Out of almost 2,100 diversified retail U.S. stock mutual funds that are open to new investors, just 17 have positive returns for both the past 12 months and year-to-date, according to investment researcher Morningstar, Inc.

Michael Perry [CEO of IndyMac] called the markets for mortgage securities “panicked and illiquid” in a letter to employees Thursday.

He said the lender has “very strong liquidity, a good amount of excess capital,” and added that “there are no realistic scenarios that I can foresee that would impair IndyMac’s viability.”

He goes on to say that IndyMac, a large Alt-A lender, will continue to “widen its pricing and tighten product and underwriting guidelines to ensure that a much greater percentage of our production qualifies for sale.”

Quote above from August 2, 2007, TheStreet.com (IndyMac stock closed at $21.05 on August 2, 2007).

Update on July 14, 2008: IndyMac was shut down by federal regulators over the weekend.

I think that this will collapse the bond market regardless of whether they actually put it on the books. The implied guarantee is too well understood by the financial community. The government can always change its obligations on SS and Medicare. Those are not contractual.  They are legislative, and more importantly, they are not owed to Wall Street, its friends, and even more, to foreign central banks. FCBs hold 60% of the debt of Fannie and Freddie.  Wall Street expects the government to stand behind Fannie and Freddie, and it is beginning to believe, rightly I think, that this will break the finances of the US government. In fact they are already broken, and the point of recognition is here and now. I look for interest rates on US government securities to be much higher a year from now, perhaps unimaginably so.

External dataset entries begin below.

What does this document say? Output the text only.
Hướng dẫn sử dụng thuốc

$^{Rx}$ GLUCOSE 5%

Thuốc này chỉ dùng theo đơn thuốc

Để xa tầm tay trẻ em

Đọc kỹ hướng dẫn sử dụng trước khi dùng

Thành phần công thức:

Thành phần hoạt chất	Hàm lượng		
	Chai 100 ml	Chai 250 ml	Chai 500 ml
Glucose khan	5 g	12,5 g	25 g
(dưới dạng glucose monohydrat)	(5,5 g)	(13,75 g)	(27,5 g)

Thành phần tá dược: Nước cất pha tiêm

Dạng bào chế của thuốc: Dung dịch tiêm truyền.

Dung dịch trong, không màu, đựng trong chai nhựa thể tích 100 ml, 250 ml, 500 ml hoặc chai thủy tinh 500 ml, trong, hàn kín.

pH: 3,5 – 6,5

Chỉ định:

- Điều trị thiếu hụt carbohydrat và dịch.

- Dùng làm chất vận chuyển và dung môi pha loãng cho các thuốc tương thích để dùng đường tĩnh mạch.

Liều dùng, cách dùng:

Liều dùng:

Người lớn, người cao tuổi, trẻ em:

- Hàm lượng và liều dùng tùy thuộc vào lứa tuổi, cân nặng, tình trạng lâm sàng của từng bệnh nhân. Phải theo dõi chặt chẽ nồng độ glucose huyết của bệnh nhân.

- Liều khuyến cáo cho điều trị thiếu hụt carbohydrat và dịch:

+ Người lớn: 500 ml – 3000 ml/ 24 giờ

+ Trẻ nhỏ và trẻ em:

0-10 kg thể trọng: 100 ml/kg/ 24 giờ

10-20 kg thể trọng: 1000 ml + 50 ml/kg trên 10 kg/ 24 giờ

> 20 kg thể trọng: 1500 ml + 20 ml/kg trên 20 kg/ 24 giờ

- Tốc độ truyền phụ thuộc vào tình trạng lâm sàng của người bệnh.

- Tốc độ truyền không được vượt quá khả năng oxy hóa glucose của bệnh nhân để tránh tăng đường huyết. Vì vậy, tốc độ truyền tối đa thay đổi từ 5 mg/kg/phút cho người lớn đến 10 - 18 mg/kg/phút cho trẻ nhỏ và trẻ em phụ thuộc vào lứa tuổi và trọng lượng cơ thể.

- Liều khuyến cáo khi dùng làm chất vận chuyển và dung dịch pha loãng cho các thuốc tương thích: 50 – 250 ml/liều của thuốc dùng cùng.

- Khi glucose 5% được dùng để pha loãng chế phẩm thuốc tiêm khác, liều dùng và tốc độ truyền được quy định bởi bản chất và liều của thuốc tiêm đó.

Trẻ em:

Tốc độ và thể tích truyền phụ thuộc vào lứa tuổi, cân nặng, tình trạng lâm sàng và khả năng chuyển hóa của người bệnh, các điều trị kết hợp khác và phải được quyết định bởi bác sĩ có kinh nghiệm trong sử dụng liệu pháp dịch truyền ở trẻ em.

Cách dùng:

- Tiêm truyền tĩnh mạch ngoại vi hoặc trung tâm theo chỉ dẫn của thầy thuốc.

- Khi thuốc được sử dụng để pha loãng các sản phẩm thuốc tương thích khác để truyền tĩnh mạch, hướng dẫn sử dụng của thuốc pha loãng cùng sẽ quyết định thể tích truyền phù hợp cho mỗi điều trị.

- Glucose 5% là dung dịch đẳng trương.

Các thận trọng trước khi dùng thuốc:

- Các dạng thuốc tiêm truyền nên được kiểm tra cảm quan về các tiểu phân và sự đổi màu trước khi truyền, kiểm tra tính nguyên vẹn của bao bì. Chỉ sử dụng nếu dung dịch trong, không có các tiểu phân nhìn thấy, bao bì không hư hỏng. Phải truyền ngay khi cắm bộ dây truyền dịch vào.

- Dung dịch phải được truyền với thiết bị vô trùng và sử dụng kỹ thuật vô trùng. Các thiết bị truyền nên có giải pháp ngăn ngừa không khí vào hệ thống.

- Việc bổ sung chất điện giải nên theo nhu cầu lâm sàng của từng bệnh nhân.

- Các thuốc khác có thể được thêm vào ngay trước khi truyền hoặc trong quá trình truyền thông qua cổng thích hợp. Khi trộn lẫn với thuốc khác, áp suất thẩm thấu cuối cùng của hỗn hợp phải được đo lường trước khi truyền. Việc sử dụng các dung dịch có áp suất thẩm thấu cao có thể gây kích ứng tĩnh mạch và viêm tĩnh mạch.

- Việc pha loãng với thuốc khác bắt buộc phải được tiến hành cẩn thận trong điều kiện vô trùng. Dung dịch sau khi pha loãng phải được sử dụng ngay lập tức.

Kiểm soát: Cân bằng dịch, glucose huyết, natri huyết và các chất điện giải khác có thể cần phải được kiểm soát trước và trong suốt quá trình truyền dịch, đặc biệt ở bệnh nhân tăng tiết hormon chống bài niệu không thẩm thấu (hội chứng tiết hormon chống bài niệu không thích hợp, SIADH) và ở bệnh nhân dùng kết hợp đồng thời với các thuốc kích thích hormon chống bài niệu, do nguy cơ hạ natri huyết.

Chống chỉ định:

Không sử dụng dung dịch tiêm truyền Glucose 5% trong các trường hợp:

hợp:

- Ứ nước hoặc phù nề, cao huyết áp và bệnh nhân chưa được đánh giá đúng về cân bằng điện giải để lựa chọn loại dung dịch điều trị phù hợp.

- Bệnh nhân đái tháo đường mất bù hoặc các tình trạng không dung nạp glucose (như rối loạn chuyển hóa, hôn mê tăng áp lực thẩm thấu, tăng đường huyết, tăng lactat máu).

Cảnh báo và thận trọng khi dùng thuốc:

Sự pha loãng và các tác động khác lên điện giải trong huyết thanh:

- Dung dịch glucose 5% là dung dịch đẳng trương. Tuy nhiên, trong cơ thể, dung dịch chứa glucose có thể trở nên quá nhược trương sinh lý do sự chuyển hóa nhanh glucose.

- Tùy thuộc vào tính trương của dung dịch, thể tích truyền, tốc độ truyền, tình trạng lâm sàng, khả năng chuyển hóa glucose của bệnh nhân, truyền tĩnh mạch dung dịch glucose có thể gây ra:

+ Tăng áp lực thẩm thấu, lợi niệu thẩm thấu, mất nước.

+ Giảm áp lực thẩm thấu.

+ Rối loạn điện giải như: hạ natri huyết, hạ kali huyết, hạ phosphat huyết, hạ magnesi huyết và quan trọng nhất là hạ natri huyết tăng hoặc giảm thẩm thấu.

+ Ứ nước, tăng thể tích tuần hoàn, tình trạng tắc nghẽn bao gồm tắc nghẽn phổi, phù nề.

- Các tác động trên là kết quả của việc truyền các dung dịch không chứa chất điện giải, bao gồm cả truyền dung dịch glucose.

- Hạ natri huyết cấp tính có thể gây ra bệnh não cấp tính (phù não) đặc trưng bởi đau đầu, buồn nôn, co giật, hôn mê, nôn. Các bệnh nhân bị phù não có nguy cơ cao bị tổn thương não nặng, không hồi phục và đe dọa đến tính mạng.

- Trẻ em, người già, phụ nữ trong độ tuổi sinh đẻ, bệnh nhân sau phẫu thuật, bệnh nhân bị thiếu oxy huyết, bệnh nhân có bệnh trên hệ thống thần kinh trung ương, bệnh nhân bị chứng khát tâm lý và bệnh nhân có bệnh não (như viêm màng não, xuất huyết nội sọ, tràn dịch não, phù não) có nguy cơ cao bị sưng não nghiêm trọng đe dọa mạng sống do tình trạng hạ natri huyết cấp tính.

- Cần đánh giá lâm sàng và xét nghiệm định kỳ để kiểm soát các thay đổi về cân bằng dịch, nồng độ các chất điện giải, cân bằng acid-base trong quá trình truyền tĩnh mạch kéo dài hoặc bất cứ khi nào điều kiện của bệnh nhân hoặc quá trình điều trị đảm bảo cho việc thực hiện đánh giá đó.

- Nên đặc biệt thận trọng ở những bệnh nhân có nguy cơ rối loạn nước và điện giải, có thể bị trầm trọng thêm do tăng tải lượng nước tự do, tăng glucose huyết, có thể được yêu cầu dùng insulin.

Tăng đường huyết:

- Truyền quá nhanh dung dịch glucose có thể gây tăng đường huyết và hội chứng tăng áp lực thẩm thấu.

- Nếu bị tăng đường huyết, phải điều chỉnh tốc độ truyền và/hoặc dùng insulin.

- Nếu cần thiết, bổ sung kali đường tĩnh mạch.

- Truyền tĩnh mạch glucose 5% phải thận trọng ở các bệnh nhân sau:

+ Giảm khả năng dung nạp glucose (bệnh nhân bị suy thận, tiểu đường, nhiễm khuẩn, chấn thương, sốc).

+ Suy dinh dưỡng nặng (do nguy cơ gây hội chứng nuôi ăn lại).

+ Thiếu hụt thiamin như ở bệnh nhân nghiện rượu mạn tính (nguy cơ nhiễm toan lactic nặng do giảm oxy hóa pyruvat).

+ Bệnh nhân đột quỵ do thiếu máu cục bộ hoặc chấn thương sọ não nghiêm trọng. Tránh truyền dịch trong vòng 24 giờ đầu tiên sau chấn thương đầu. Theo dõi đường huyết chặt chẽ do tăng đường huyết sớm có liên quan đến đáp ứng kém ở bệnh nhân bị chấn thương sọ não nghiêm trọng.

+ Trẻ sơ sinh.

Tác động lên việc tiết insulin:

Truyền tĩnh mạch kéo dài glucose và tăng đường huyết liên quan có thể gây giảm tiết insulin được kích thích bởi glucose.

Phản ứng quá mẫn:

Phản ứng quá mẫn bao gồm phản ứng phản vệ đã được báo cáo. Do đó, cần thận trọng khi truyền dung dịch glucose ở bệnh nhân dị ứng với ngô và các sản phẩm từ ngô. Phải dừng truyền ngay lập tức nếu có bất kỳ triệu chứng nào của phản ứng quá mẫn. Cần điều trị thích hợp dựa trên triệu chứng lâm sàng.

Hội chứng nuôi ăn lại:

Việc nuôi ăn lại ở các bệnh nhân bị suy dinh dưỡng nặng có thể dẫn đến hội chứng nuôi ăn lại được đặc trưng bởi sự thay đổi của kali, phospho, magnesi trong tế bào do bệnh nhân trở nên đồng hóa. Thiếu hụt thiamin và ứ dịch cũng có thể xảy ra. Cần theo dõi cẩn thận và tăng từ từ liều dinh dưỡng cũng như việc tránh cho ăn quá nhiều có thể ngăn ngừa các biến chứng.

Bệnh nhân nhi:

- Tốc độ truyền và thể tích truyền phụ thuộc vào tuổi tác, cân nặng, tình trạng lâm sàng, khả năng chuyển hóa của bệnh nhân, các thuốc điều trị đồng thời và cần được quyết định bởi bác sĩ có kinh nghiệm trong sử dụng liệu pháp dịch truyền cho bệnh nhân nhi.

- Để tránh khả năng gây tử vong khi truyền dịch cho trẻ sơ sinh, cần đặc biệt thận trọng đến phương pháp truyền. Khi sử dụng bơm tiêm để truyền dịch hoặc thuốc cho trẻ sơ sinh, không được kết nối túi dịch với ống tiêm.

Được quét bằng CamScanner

Jetlag, Jul 12 2008, 05:35 AM

Interesting article by Amy McAlister of HousingWire today:

Borrowers more than 60 days in arrears on their mortgages hit a record high 3.23 percent for the first three months of 2008, TransUnion said — that’s up 8 percent over the previous quarter’s 2.99 percent average, and is a staggering 61.5 percent higher than the first quarter 2007.

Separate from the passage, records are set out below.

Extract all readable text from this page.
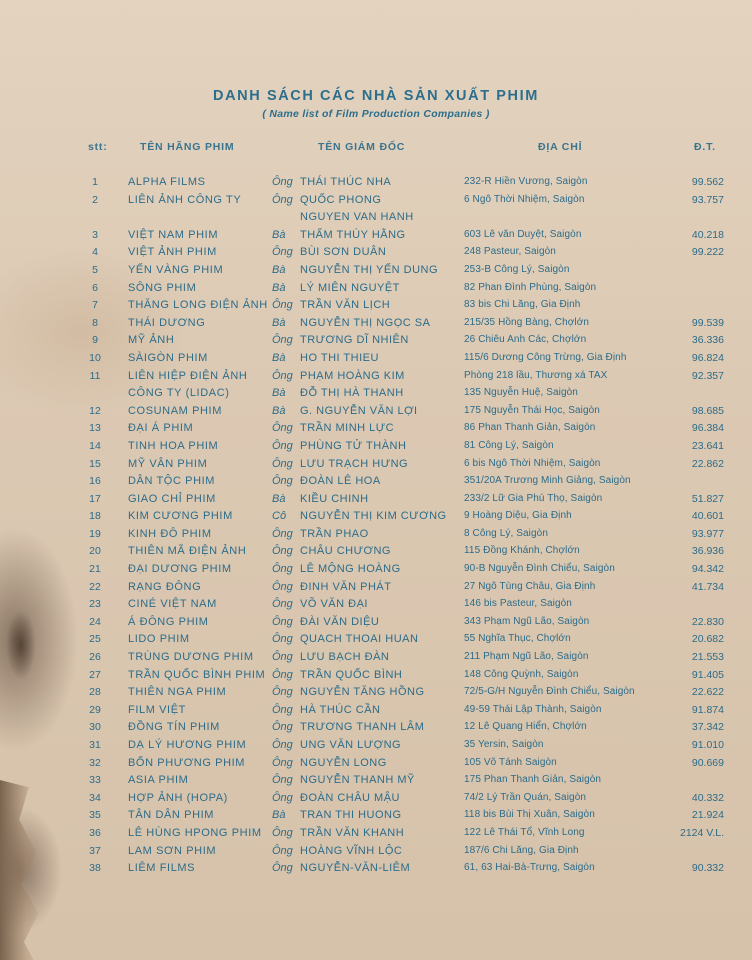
DANH SÁCH CÁC NHÀ SẢN XUẤT PHIM
( Name list of Film Production Companies )
stt:	TÊN HÃNG PHIM	TÊN GIÁM ĐỐC	ĐỊA CHỈ	Đ.T.
1	ALPHA FILMS	Ông THÁI THÚC NHA	232-R Hiền Vương, Saigòn	99.562
2	LIÊN ẢNH CÔNG TY	Ông QUỐC PHONG	6 Ngô Thời Nhiệm, Saigòn	93.757
NGUYEN VAN HANH
3	VIỆT NAM PHIM	Bà THẨM THÚY HẰNG	603 Lê văn Duyệt, Saigòn	40.218
4	VIỆT ẢNH PHIM	Ông BÙI SƠN DUÂN	248 Pasteur, Saigòn	99.222
5	YẾN VÀNG PHIM	Bà NGUYỄN THỊ YẾN DUNG	253-B Công Lý, Saigòn
6	SÔNG PHIM	Bà LÝ MIÊN NGUYỆT	82 Phan Đình Phùng, Saigòn
7	THĂNG LONG ĐIỆN ẢNH Ông TRẦN VĂN LỊCH	83 bis Chi Lăng, Gia Định
8	THÁI DƯƠNG	Bà NGUYỄN THỊ NGỌC SA	215/35 Hồng Bàng, Chợlớn	99.539
9	MỸ ẢNH	Ông TRƯƠNG DĨ NHIÊN	26 Chiêu Anh Các, Chợlớn	36.336
10	SÀIGÒN PHIM	Bà HO THI THIEU	115/6 Dương Công Trừng, Gia Định	96.824
11	LIÊN HIỆP ĐIỆN ẢNH Ông PHẠM HOÀNG KIM	Phòng 218 lầu, Thương xá TAX	92.357
CÔNG TY (LIDAC)	Bà ĐỖ THỊ HÀ THANH	135 Nguyễn Huệ, Saigòn
12	COSUNAM PHIM	Bà G. NGUYỄN VĂN LỢI	175 Nguyễn Thái Học, Saigòn	98.685
13	ĐẠI Á PHIM	Ông TRẦN MINH LỰC	86 Phan Thanh Giản, Saigòn	96.384
14	TINH HOA PHIM	Ông PHÙNG TỬ THÀNH	81 Công Lý, Saigòn	23.641
15	MỸ VÂN PHIM	Ông LƯU TRẠCH HƯNG	6 bis Ngô Thời Nhiệm, Saigòn	22.862
16	DÂN TỘC PHIM	Ông ĐOÀN LÊ HOA	351/20A Trương Minh Giảng, Saigòn
17	GIAO CHỈ PHIM	Bà KIỀU CHINH	233/2 Lữ Gia Phú Thọ, Saigòn	51.827
18	KIM CƯƠNG PHIM	Cô NGUYỄN THỊ KIM CƯƠNG 9 Hoàng Diệu, Gia Định	40.601
19	KINH ĐÔ PHIM	Ông TRẦN PHAO	8 Công Lý, Saigòn	93.977
20	THIÊN MÃ ĐIỆN ẢNH Ông CHÂU CHƯƠNG	115 Đồng Khánh, Chợlớn	36.936
21	ĐẠI DƯƠNG PHIM	Ông LÊ MỘNG HOÀNG	90-B Nguyễn Đình Chiểu, Saigòn	94.342
22	RẠNG ĐÔNG	Ông ĐINH VĂN PHÁT	27 Ngô Tùng Châu, Gia Định	41.734
23	CINÉ VIỆT NAM	Ông VÕ VĂN ĐẠI	146 bis Pasteur, Saigòn
24	Á ĐÔNG PHIM	Ông ĐÀI VĂN DIỆU	343 Phạm Ngũ Lão, Saigòn	22.830
25	LIDO PHIM	Ông QUACH THOAI HUAN	55 Nghĩa Thục, Chợlớn	20.682
26	TRÙNG DƯƠNG PHIM Ông LƯU BẠCH ĐÀN	211 Phạm Ngũ Lão, Saigòn	21.553
27	TRẦN QUỐC BÌNH PHIM Ông TRẦN QUỐC BÌNH	148 Công Quỳnh, Saigòn	91.405
28	THIÊN NGA PHIM	Ông NGUYỄN TĂNG HỒNG	72/5-G/H Nguyễn Đình Chiểu, Saigòn	22.622
29	FILM VIỆT	Ông HÀ THÚC CẦN	49-59 Thái Lập Thành, Saigòn	91.874
30	ĐỒNG TÍN PHIM	Ông TRƯƠNG THANH LÂM	12 Lê Quang Hiển, Chợlớn	37.342
31	DẠ LÝ HƯƠNG PHIM Ông UNG VĂN LƯỢNG	35 Yersin, Saigòn	91.010
32	BỐN PHƯƠNG PHIM Ông NGUYỄN LONG	105 Võ Tánh Saigòn	90.669
33	ASIA PHIM	Ông NGUYỄN THANH MỸ	175 Phan Thanh Giản, Saigòn
34	HỢP ẢNH (HOPA)	Ông ĐOÀN CHÂU MẬU	74/2 Lý Trần Quán, Saigòn	40.332
35	TÂN DÂN PHIM	Bà TRAN THI HUONG	118 bis Bùi Thị Xuân, Saigòn	21.924
36	LÊ HÙNG HPONG PHIM Ông TRẦN VĂN KHANH	122 Lê Thái Tổ, Vĩnh Long	2124 V.L.
37	LAM SƠN PHIM	Ông HOÀNG VĨNH LỘC	187/6 Chi Lăng, Gia Định
38	LIÊM FILMS	Ông NGUYỄN-VĂN-LIÊM	61, 63 Hai-Bà-Trưng, Saigòn	90.332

This deleveraging process has been a very unique one. Over the last decade, the Fed led many central banks around the world in an unprecedented expansion of money supply. While there is massive credit being withdrawn from the global system, the long-term effects of this money supply expansion has yet to filter through. Investors are running scared of stocks, real estate, and bonds (except Treasuries of course), and have shifted positions to commodities, government bonds, and other “safer” investments. This, along with Bernanke’s decision to drop rates, has led to a serious mispricing of risk and return among government and other bonds.  As investors realize that the US government is bankrupt and currency is nearly worthless, high yield rates are likely to skyrocket. Of course, gold will jump as well.

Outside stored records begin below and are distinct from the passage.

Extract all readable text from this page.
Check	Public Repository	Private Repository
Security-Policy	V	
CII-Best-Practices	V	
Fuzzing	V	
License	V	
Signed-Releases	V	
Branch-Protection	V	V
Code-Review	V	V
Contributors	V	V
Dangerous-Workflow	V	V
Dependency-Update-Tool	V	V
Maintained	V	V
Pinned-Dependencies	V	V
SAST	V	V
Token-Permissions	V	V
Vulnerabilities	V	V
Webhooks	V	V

In a quarterly filing today, Merrill Lynch & Co. dislosed that Level III assets had jumped to nearly $70 billion, an increase of 70% over the same quarter of 2007.  The firm also stated that more than $16 billion of this exposure is related to subprime.  Definitely a sign of things to come though relative to Goldman Sachs, Morgan Stanley, and Lehman, Merrill’s ratio of Level III assets/tangible equity looks good at 90%.  Goldman, Morgan, and Lehman are all above 200% which is where more of the estimated US$1 trillion in credit crunch losses will come from.